CID problem - NISHIO Hirokazu's Scrapbox (Auto-translated from Japanese)

CID problem

I installed PDFMiner with pip to extract text from a Japanese PDF and the following problem occurred.

I(cid:888), Intellectual Production Techniques(cid:887)Good(cid:845)Reference(cid:853)Greed(cid:864)(cid:845)(cid:880)(cid:866). People(cid:884)intellectual production techniques(cid:923)teaching(cid:849)(cid:916).

Solution: see Text extraction from PDF.

-----

Notes on the research process

Still have issues with CID Characters · Issue #39 · euske/pdfminer

2014

Pointing out that CMap needs to be reworked.

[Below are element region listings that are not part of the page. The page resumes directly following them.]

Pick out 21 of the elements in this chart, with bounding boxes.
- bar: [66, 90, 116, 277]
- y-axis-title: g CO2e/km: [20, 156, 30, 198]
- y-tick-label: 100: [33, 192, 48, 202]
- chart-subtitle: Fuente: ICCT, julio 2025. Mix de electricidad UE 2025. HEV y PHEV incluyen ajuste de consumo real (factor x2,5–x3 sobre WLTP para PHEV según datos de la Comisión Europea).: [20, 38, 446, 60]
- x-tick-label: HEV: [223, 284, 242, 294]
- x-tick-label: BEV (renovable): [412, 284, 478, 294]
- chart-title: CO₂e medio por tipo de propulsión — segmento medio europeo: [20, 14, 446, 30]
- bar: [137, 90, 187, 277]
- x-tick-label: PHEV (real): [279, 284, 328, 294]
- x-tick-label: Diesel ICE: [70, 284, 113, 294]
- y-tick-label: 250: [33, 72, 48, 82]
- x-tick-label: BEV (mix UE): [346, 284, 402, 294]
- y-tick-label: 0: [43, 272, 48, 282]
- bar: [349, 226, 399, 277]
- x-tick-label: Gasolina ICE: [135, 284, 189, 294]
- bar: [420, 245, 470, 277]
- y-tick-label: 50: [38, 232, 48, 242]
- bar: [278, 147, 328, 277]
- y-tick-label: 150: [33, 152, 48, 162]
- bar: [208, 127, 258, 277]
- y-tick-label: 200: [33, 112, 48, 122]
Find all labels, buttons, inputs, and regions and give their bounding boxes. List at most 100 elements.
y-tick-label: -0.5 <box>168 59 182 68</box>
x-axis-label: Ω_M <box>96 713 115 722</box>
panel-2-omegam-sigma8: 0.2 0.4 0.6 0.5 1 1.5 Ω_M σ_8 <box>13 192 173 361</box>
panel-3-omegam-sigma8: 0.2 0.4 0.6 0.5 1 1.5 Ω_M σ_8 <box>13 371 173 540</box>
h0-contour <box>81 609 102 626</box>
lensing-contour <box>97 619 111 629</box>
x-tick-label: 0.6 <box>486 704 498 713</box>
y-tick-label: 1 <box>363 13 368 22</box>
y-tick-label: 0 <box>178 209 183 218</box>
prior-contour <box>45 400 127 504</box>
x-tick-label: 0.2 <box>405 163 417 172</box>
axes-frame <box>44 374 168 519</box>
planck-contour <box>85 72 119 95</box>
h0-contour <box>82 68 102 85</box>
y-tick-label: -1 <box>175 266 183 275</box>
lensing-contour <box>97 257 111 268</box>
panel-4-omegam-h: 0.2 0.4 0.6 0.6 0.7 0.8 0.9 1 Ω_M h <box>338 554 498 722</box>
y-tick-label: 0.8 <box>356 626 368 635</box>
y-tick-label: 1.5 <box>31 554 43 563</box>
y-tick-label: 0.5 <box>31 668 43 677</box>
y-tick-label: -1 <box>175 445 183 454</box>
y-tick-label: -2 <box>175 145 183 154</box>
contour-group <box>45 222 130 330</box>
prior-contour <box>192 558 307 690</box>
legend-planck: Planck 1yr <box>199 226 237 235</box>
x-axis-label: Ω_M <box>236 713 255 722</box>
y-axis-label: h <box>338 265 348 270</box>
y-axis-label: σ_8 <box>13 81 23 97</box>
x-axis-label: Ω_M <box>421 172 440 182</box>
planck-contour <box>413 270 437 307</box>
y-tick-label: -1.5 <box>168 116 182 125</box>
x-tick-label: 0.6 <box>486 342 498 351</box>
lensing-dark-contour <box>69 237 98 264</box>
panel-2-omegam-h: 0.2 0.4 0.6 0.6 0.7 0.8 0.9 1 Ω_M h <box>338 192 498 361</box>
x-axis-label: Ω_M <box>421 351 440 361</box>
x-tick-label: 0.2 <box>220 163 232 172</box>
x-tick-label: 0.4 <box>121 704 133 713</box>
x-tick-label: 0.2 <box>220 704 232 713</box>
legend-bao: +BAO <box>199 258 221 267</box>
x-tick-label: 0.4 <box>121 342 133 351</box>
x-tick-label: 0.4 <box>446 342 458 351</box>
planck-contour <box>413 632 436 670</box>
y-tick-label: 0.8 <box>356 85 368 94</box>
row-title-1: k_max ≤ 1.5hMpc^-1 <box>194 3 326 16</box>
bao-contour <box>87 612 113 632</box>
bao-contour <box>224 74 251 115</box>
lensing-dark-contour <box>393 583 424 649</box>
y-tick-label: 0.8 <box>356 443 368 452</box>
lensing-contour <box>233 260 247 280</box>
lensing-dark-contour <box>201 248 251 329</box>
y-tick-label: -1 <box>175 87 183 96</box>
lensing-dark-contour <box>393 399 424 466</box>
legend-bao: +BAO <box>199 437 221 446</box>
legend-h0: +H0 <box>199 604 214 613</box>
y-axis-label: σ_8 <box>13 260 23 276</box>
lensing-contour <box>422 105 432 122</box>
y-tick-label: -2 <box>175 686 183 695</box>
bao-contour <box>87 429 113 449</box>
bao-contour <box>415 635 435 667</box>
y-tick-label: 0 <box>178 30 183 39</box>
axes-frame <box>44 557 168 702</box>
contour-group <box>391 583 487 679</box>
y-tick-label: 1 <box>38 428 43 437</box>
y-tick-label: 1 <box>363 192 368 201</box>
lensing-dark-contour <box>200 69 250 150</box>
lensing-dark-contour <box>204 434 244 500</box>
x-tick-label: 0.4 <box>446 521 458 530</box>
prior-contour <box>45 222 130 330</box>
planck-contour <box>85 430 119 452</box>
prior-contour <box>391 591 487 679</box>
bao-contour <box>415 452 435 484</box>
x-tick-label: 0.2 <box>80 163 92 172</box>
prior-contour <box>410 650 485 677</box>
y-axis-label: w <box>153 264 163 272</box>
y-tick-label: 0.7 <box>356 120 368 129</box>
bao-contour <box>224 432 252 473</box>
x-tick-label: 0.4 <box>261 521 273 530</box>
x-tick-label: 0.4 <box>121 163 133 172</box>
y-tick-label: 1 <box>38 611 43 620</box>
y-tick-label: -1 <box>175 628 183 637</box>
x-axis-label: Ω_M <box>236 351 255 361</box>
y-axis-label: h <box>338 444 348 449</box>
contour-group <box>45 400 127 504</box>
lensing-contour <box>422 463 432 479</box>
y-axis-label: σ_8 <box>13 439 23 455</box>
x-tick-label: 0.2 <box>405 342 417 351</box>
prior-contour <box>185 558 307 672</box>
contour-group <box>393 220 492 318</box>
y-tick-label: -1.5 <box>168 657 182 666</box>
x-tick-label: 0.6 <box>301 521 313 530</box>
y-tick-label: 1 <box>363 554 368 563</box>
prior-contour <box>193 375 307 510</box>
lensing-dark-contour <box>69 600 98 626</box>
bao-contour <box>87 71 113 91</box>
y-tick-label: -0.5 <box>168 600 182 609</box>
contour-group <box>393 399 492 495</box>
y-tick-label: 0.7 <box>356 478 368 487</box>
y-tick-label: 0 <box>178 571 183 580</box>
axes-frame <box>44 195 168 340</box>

pdfminer - PDF text extraction returns wrong characters due to ToUnicode map - Stack Overflow

2015

Talking about [ToUnicode map

python - What to do with CIDs in text extracted by PDFMiner? - Stack Overflow

Talking about ToUnicode map

How can I extract embedded fonts from a PDF as valid font files? - Stack Overflow

Can embedded fonts be extracted? Discussion

Extracting Japanese text from PDF with PDFMiner

Reports of two-point stools and others being replaced by CID

I tried to use Python to extract text data from PDF (pdfminer.six) - Arakan "BOKU"'s IT Daily Life

2018

Example of importing and using from within a script rather than from the command line

This one, like my environment, has hiragana as CID.

---

This page is auto-translated from /nishio/CID問題 using DeepL. If you looks something interesting but the auto-translated English is not good enough to understand it, feel free to let me know at @nishio_en. I'm very happy to spread my thought to non-Japanese readers.